Reuters NEW YORK. Die Gewinnwarnung des größten US-Chemiekonzerns Du Pont habe den Dow-Jones-Index im frühen Geschäft gedrückt, hieß es auf dem Parkett. Du Pont hatte am Montag nach Börsenschluss mitgeteilt, für das zweite Quartal werde der Gewinn unter den Erwartungen der Analysten liegen. Die Nachricht, dass die EU-Kommission die geplante Übernahme der Honeywell durch GE auf Grund kartellrechtlicher Bedenken blockiert hat, habe die Stimmung zusätzlich getrübt, sagten Börsianer.

Der Dow-Jones-Index notierte gegen 16.00 Uhr MESZ mit 0,53 % im Minus bei 10 538,50 Zählern, während der technologielastige Nasdaq-Index mit 0,76 % schwächer auf 2 133,70 Punkten lag.

Verkürzte Börsenzeit vor Feiertag

Einige Experten sagten jedoch, das Geschäft könne wegen der verkürzten Börsenzeit am Dienstag und wegen des US-Feiertages am Mittwoch (Unabhängigkeitstag) volatil bleiben.
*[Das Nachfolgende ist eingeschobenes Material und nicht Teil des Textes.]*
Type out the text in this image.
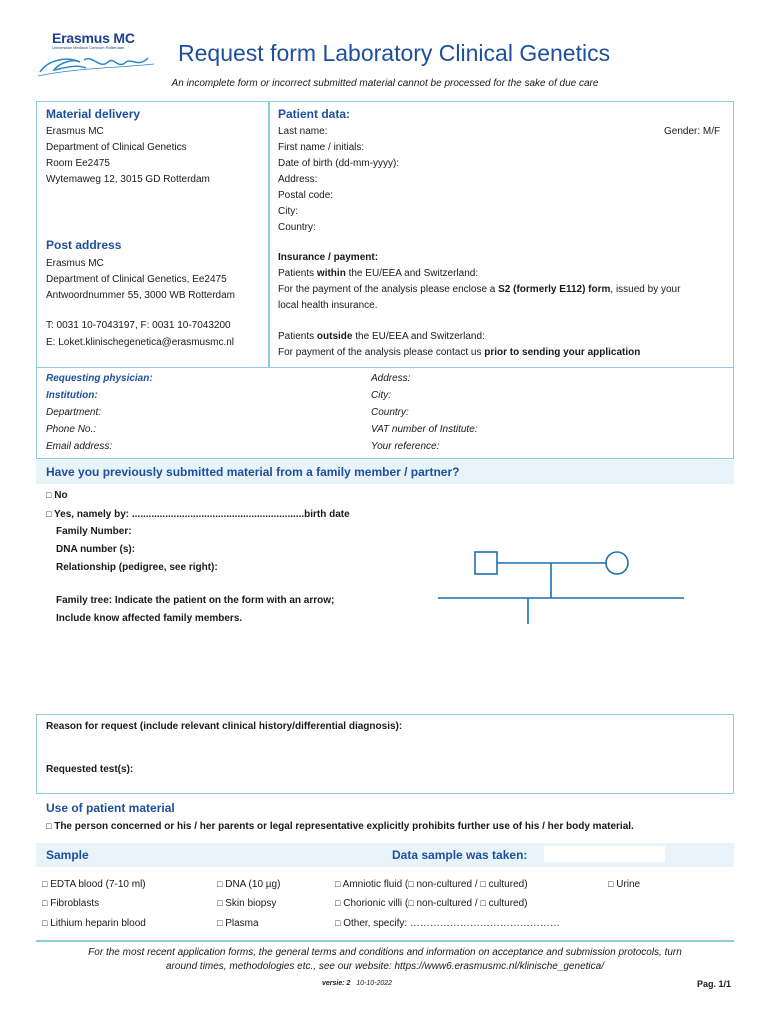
Erasmus MC
Universitair Medisch Centrum Rotterdam Request form Laboratory Clinical Genetics
An incomplete form or incorrect submitted material cannot be processed for the sake of due care
Material delivery
Erasmus MC
Department of Clinical Genetics
Room Ee2475
Wytemaweg 12, 3015 GD Rotterdam
Post address
Erasmus MC
Department of Clinical Genetics, Ee2475
Antwoordnummer 55, 3000 WB Rotterdam
T: 0031 10-7043197, F: 0031 10-7043200
E: Loket.klinischegenetica@erasmusmc.nl
Patient data:
Last name:
First name / initials:
Date of birth (dd-mm-yyyy):
Address:
Postal code:
City:
Country:
Gender: M/F
Insurance / payment:
Patients within the EU/EEA and Switzerland:
For the payment of the analysis please enclose a S2 (formerly E112) form, issued by your
local health insurance.
Patients outside the EU/EEA and Switzerland:
For payment of the analysis please contact us prior to sending your application
Requesting physician:
Institution:
Department:
Phone No.:
Email address:
Address:
City:
Country:
VAT number of Institute:
Your reference:
Have you previously submitted material from a family member / partner?
□ No
□ Yes, namely by: ..............................................................birth date
Family Number:
DNA number (s):
Relationship (pedigree, see right):
Family tree: Indicate the patient on the form with an arrow;
Include know affected family members.
Reason for request (include relevant clinical history/differential diagnosis):
Requested test(s):
Use of patient material
□ The person concerned or his / her parents or legal representative explicitly prohibits further use of his / her body material.
Sample	Data sample was taken:
□ EDTA blood (7-10 ml)
□ Fibroblasts
□ Lithium heparin blood
□ DNA (10 µg)
□ Skin biopsy
□ Plasma
□ Amniotic fluid (□ non-cultured / □ cultured)
□ Chorionic villi (□ non-cultured / □ cultured)
□ Other, specify: ………………………………………
□ Urine
For the most recent application forms, the general terms and conditions and information on acceptance and submission protocols, turn
around times, methodologies etc., see our website: https://www6.erasmusmc.nl/klinische_genetica/
versie: 2 10-10-2022	Pag. 1/1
Viele Marktteilnehmer nutzten den Feiertag zu einem Kurzurlaub. Selbst größere Kursverluste seien in dieser kurzen Handelswoche wenig aussagekräftig, sagte Peter Coolidge, Geschäftsführer von Brean Murray & Co. "Selbst wenn der Markt nach unten rutscht, bedeutet das nicht viel in einer verkürzten Börsensitzung und einer kurzen Woche."

GE-Titel gaben im frühen Geschäft um 1,10 % auf 49,65 $ nach. Honeywell verloren 3,34 % auf 35,25 $. Eine Fusion würde GE eine marktbeherrschende Stellung in der Luftfahrtindustrie verschaffen oder eine solche verstärken, sagte EU-Wettbewerbskommissar Mario Monti zur Begründung der Ablehnung. Du Pont gaben im Anschluss an die Gewinnwarnung um 3,51 % auf 46,43 $ nach.
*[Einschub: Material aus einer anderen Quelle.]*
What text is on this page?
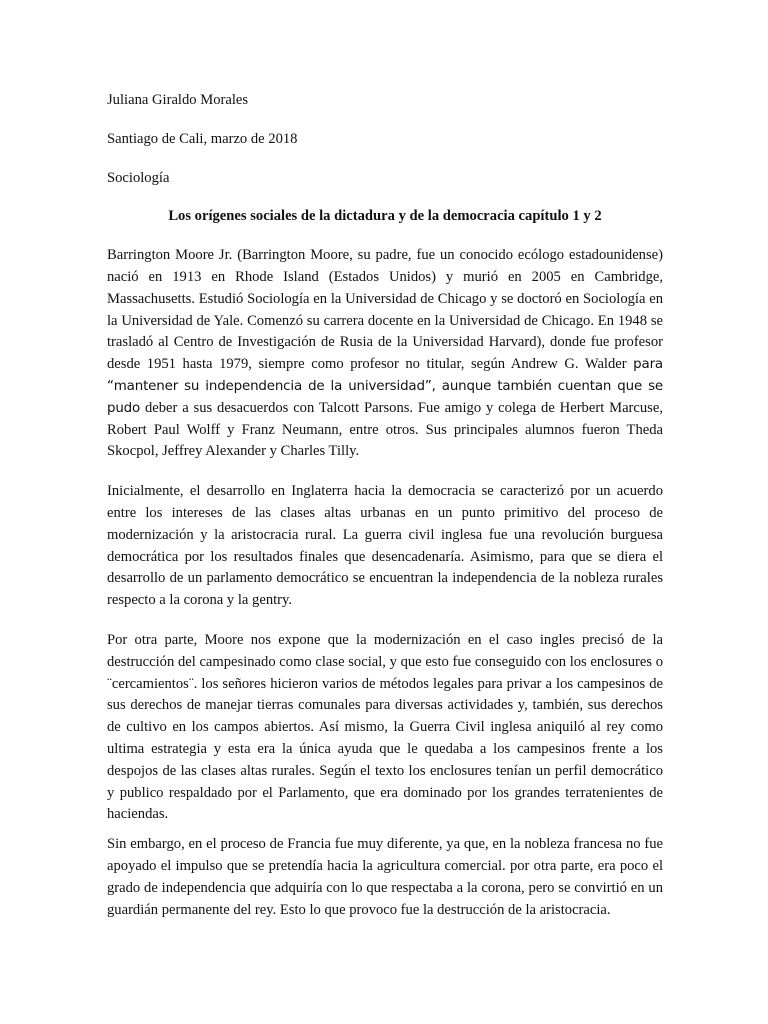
Juliana Giraldo Morales

Santiago de Cali, marzo de 2018

Sociología

Los orígenes sociales de la dictadura y de la democracia capítulo 1 y 2

Barrington Moore Jr. (Barrington Moore, su padre, fue un conocido ecólogo estadounidense) nació en 1913 en Rhode Island (Estados Unidos) y murió en 2005 en Cambridge, Massachusetts. Estudió Sociología en la Universidad de Chicago y se doctoró en Sociología en la Universidad de Yale. Comenzó su carrera docente en la Universidad de Chicago. En 1948 se trasladó al Centro de Investigación de Rusia de la Universidad Harvard), donde fue profesor desde 1951 hasta 1979, siempre como profesor no titular, según Andrew G. Walder para “mantener su independencia de la universidad”, aunque también cuentan que se pudo deber a sus desacuerdos con Talcott Parsons. Fue amigo y colega de Herbert Marcuse, Robert Paul Wolff y Franz Neumann, entre otros. Sus principales alumnos fueron Theda Skocpol, Jeffrey Alexander y Charles Tilly.

Inicialmente, el desarrollo en Inglaterra hacia la democracia se caracterizó por un acuerdo entre los intereses de las clases altas urbanas en un punto primitivo del proceso de modernización y la aristocracia rural. La guerra civil inglesa fue una revolución burguesa democrática por los resultados finales que desencadenaría. Asimismo, para que se diera el desarrollo de un parlamento democrático se encuentran la independencia de la nobleza rurales respecto a la corona y la gentry.

Por otra parte, Moore nos expone que la modernización en el caso ingles precisó de la destrucción del campesinado como clase social, y que esto fue conseguido con los enclosures o ¨cercamientos¨. los señores hicieron varios de métodos legales para privar a los campesinos de sus derechos de manejar tierras comunales para diversas actividades y, también, sus derechos de cultivo en los campos abiertos. Así mismo, la Guerra Civil inglesa aniquiló al rey como ultima estrategia y esta era la única ayuda que le quedaba a los campesinos frente a los despojos de las clases altas rurales. Según el texto los enclosures tenían un perfil democrático y publico respaldado por el Parlamento, que era dominado por los grandes terratenientes de haciendas.

Sin embargo, en el proceso de Francia fue muy diferente, ya que, en la nobleza francesa no fue apoyado el impulso que se pretendía hacia la agricultura comercial. por otra parte, era poco el grado de independencia que adquiría con lo que respectaba a la corona, pero se convirtió en un guardián permanente del rey. Esto lo que provoco fue la destrucción de la aristocracia.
Check Point deutlich im Minus

Die Titel der Check Point Software Technologies verloren kräftige 8,40 % auf 46,68 $. Das Unternehmen erwartet nach eigenen Angaben zwar einen Umsatzanstieg im zweiten Quartal. Doch werde der Zuwachs geringer sein als von Analysten prognostiziert. Internet Security Systems büßten 43,57 % auf 28,25 $ ein. Das Unternehmen rechnet nach eigenen Angaben mit einem Verlust im zweiten Quartal.

Daneben gaben vor Börseneröffnung auch die Software-Hersteller i2 Technologies und Broadvision Gewinnwarnungen aus. i2 verloren daraufhin 1,26 % auf 18 $, Broadvision 13,79 % auf 4,25 $.